Un changement qui ne s'explique pas par le changement de média est le surnom de Dorian. De Prince Charmant dans le livre il devient Sire Tristan dans le roman. Est-ce lié à la sortie en 1937 de Blanche Neige et les 7 nains, l'utilisation nom risquant de poser des problèmes juridiques avec Disney?

   
 


Conclusion

Cette adaptation du magnifique le roman d'Oscar Wilde, avec son budget de presque 2 millions de $ (dont 700 000 de débordement) est l'une des plus grandes réussites du genre difficile qu'est la transcription d'un roman à succès à l'écran.
Le respect de l'oeuvre de l'écrivain irlandais est indéniablement la.
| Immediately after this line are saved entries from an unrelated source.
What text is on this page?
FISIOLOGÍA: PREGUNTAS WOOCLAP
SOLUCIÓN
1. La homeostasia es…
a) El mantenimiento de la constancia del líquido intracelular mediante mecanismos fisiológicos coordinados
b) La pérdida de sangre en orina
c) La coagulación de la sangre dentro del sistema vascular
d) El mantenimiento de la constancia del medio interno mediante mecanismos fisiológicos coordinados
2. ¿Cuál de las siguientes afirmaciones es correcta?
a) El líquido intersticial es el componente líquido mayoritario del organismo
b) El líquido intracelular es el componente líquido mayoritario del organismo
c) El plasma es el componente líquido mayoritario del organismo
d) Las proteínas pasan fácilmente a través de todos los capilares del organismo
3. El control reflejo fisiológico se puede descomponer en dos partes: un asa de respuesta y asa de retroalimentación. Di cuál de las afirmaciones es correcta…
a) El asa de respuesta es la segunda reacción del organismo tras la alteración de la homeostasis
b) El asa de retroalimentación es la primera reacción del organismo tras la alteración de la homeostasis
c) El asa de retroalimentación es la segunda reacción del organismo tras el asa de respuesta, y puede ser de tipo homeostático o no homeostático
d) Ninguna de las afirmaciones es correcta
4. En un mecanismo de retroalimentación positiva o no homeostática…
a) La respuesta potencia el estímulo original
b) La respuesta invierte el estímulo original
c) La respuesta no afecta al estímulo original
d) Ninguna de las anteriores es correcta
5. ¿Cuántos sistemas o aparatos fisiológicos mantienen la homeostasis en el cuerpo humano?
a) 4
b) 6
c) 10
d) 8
On retrouve même de très nombreuses phrases tirées non seulement du portrait de Dorian Gray mais aussi d'autres de ses oeuvres. Le nom de l'auteur est même cité dans le film.
Les acteurs, George Sanders et Angela Lansbury en tête, sont excellents dans les rôles qui leur sont confiés, et le cinéaste, Albert Lewin filme son histoire de façon éclairée, ne tombant jamais dans la facilité visuelle.

Un très grand film, dont la réputation n'est pas usurpée.